Flick hat seine zurückhaltende Art als Cheftrainer des DFB-Teams nie abgelegt. Auch das dürfte ein Grund sein, weshalb ihn bislang so wenige Kritiker ins Visier nehmen und ihn eher als Opfer denn als Macher sehen wollen. Als Hansi Flick beim FC Bayern München die Chefposition übernommen hatte, wurde der mit einem gewissen Geltungsdrang ausgestattete Sportvorstand Hasan Salihamidžić für all das zur Zielscheibe, was weniger gut im Verein lief.

Vor dem Abgang von Bierhoff hat Flick in den letzten Tagen Gedanken an seinen möglichen Abtritt noch als abwegig abgetan. In einem verbandsinternen Interview erklärte er: „Von meiner Seite gibt es keinen Grund, nicht weiterzumachen. Mir macht es Spaß, wir haben gute Spieler, die nachkommen, an mir wird’s nicht liegen.“ So unbefangen haben noch wenige an ihrer Aufgabe gescheiterte Trainer die Frage nach Konsequenzen beantwortet.

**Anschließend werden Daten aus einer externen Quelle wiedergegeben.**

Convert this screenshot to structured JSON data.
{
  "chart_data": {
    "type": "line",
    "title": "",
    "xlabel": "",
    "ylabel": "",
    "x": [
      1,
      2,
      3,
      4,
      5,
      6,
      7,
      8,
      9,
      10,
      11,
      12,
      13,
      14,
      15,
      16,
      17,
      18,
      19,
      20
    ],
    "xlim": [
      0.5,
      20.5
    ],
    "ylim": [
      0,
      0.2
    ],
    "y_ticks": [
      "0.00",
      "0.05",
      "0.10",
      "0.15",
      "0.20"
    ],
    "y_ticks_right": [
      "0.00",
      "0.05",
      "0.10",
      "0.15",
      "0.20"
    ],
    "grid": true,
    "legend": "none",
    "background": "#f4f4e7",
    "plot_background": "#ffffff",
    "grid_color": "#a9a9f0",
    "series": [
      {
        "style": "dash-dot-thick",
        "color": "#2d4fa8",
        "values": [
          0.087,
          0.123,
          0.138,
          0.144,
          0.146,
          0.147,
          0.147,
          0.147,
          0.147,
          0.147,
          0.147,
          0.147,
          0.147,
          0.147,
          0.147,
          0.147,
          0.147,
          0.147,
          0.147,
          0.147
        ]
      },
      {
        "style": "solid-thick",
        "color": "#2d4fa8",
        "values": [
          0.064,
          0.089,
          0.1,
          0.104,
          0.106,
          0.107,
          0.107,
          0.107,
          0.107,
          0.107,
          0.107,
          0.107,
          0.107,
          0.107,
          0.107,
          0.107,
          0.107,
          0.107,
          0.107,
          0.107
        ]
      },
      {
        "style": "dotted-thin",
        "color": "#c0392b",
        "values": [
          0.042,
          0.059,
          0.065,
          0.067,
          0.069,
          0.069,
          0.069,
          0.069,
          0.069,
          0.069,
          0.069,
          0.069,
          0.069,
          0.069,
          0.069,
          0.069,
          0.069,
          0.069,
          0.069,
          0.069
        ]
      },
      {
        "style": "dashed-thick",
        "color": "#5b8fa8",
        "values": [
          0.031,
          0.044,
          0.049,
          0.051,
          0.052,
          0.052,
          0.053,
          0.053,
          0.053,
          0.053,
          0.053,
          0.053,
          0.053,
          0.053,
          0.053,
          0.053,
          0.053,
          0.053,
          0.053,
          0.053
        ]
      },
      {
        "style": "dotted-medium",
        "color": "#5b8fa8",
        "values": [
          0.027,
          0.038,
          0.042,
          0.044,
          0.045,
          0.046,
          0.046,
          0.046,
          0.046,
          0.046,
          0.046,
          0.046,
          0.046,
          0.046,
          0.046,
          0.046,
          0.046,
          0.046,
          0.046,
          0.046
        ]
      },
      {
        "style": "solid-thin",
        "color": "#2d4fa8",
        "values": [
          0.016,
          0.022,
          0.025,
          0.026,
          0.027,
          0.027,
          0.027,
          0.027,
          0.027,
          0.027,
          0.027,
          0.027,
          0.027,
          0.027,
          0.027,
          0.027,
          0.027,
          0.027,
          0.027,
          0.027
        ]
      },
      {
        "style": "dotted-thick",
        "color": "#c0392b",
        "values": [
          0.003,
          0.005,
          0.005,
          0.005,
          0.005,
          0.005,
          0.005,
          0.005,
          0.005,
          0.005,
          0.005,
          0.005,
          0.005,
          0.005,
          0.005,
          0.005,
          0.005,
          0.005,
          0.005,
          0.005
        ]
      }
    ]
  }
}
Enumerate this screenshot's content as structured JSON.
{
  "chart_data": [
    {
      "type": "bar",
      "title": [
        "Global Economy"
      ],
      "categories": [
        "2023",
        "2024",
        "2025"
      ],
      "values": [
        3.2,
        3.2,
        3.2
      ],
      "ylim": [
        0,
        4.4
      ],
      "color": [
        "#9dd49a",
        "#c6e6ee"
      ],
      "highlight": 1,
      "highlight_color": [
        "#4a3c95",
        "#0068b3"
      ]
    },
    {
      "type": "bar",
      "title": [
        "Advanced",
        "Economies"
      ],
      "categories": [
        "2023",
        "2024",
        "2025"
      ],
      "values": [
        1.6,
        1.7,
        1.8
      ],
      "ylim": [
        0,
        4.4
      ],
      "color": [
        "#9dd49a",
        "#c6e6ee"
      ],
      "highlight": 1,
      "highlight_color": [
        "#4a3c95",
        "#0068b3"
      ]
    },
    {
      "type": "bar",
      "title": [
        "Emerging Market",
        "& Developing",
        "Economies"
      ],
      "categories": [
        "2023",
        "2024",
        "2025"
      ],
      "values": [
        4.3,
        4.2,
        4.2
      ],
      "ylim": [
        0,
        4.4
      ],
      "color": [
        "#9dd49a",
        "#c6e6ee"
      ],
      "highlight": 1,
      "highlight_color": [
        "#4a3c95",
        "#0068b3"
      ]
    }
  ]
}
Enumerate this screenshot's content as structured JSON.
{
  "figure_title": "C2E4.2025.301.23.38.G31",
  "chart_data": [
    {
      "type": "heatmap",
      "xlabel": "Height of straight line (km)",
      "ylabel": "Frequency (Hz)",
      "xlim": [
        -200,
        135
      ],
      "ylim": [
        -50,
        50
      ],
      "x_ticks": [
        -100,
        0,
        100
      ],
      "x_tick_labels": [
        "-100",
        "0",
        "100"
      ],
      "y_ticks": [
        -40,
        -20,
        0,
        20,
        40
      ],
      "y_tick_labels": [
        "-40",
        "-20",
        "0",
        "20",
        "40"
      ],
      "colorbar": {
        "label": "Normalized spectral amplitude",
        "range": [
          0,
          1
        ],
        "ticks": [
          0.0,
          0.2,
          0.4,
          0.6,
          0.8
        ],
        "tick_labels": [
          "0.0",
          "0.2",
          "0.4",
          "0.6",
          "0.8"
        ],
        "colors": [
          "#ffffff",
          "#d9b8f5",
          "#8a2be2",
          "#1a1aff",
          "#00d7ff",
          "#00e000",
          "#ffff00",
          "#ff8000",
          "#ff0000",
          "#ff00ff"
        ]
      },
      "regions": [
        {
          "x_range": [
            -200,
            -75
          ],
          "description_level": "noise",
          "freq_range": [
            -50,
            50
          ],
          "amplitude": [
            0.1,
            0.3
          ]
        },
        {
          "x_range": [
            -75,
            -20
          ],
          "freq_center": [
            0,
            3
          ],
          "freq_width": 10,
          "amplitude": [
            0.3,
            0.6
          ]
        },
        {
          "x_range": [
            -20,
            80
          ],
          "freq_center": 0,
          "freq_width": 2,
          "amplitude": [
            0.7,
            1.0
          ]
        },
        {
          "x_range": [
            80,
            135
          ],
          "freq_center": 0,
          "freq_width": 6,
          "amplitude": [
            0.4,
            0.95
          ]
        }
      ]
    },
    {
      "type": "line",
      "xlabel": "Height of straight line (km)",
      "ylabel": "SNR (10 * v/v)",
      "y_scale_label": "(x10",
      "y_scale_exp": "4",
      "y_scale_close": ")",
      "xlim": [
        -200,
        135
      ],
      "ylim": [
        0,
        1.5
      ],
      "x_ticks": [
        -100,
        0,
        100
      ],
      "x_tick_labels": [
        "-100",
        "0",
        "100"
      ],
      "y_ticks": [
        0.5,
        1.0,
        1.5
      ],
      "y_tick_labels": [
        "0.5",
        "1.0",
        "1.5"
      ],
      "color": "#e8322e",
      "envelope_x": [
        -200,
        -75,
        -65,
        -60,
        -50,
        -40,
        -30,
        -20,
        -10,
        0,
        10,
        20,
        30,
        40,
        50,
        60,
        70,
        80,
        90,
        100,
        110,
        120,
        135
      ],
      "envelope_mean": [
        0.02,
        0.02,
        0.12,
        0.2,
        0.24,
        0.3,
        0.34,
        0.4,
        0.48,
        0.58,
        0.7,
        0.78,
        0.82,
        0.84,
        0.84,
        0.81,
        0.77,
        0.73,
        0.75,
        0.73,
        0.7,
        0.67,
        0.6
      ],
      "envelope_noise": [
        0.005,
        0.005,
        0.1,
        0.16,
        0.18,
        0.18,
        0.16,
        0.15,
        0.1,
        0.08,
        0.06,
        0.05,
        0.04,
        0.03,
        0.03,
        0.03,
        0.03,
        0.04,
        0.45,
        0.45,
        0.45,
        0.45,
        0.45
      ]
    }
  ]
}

Hans-Dieter Flick, der allen nur in der Verkleinerungsform „Hansi“ vertraut ist, könnte ganz groß werden im Machtvakuum, das sich beim DFB seit Montagabend aufgetan hat. Seine Situation ist mehr als komfortabel. Entweder folgt er nun als loyaler Teamplayer Oliver Bierhoff, obwohl sich derzeit wenige eine bessere Alternative als Trainer des deutschen Nationalteams vorstellen können. Oder er bleibt mit größerer Gestaltungsmacht. Einen Preis hätte dieser Aufstieg allerdings schon. Die Pfeile der Kritik dürften sich künftig auf Flick richten.